Still, when Wall Street demanded discipline and focus from these 21st-century companies, the youthful wizards brought in suit-wearing business veterans to corral the chaos.

But then fashion began to muck around with suits. Thom Browne made them in gray flannel and shrank them for maximum stylistic effect. J. Crew, Zara and others took the downsized “Mad Men” silhouette to the mass market. The runways disassembled suits. Stylists paired $3,000 designer suits with limited-edition sneakers.

In 2016, the classic Italian menswear house Brioni hired a former street style star in a bid to boost sales. Justin O’Shea, a lean, tattooed Australian whose main retail experience was as fashion director of a women’s e-commerce site, sought to radically remake the 72-year-old brand in his own rebel image. He created a collection of angular, hyper-sexy suits. On the runway, models wore them with chinchilla overcoats. O’Shea aimed to woo customers with an advertising campaign featuring the heavy-metal band Metallica photographed in shadowy, gothic glamour.

It was all too much, and O’Shea was out of a job in six months. But no matter. His time at Brioni might have been short and his vision extreme, but it was in keeping with the new reality. Suits had become fully integrated into the fashion ecosystem. Indeed, for his spring 2018 show, the avant-garde designer Rick Owens, who called suits “a classic symbol of civilization,” incorporated them into his menswear collection alongside his bulbous bags, tiny shorts and vinyl trousers.

Suits were no longer about power. They were about style.

“The suit is in a really interesting place. It’s come off very bad times,” says Mark-Evan Blackman, a menswear specialist at the Fashion Institute of Technology. “Suits are no longer thought of as a vehicle for work. Younger people are much more comfortable looking at the individual components [of a suit] and how they fit into their lifestyle.”

Blackman has not completely given up on suits as an expression of power; but he emphasizes that they now represent so much more. Power is overshadowed by a kind of sex appeal that goes far beyond old-fashioned, James Bond allure.

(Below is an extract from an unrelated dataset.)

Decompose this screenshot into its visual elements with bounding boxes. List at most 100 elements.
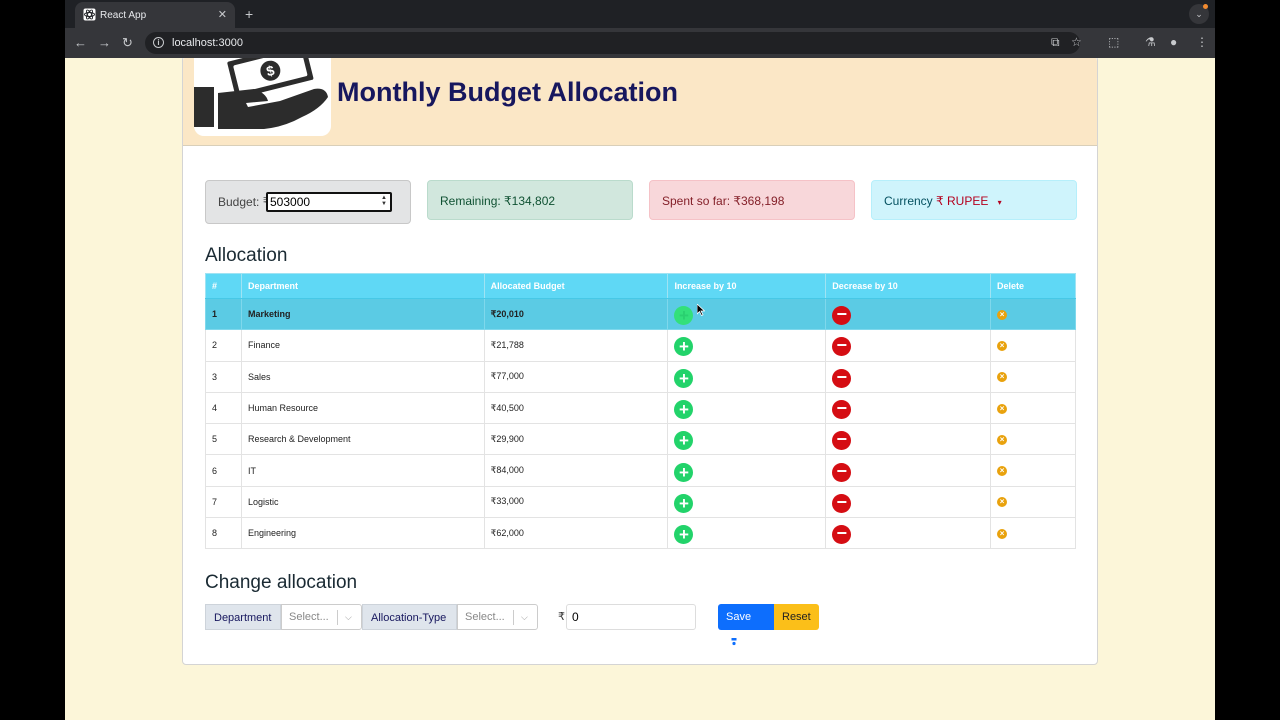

Musicians now wear business suits during performances — not the bedazzled blazers and leather pants expected of rock stars, but Wall Street suits, gloriously tailored Tom Ford suits. In 2013, Justin Timberlake recorded an ode to such tailoring with "Suit & Tie," and he wore Ford's suits on his subsequent world tour. That same year, Jay-Z rapped an homage to Ford. By 2017, Gucci was churning out eccentric suits that blurred the line between business and pleasure, serious tailoring and silly costume.

Today, suits are fashionable. Or they are just a habit. Capitol Hill still loves suits. So do lawyers and TV anchors, whether on MSNBC or Fox. Is that power or stasis?

“To me, it’s like putting on a uniform,” Heye says. “I don’t look at it as power.”

Not every man loves suits, but a lot of men do. Made-to-measure tailoring has become increasingly popular as it has become more accessible financially. There are more modestly priced brands such as Suitsupply and Strong Suit making inroads in the American market and on the red carpet, not by touting power and executive elan but by pushing style, panache and flexibility. By celebrating everything but power. Or, in the case of Suitsupply, which is headquartered in Amsterdam, by poking fun at power suits in an advertising campaign titled, "Revenge of the Yuppies."

What motivates a man to purchase a suit? “I think it’s more of a confidence thing,” says Nish de Gruiter, vice president of Suitsupply USA. “Younger customers see [a suit] as a reflection of their personality.” They wear a suit with hiking boots. They choose knit jersey blazers that feel like sweatshirts.

“They don’t have to buy a suit; they just like how they look in a suit,” Kalenderian says. “They like how they feel and what people say about how they look.”

Suits have emerged as a form of vanity, in the peacock tradition, breaking free of the Master of the Universe mold. What they have lost in power, they have gained in style.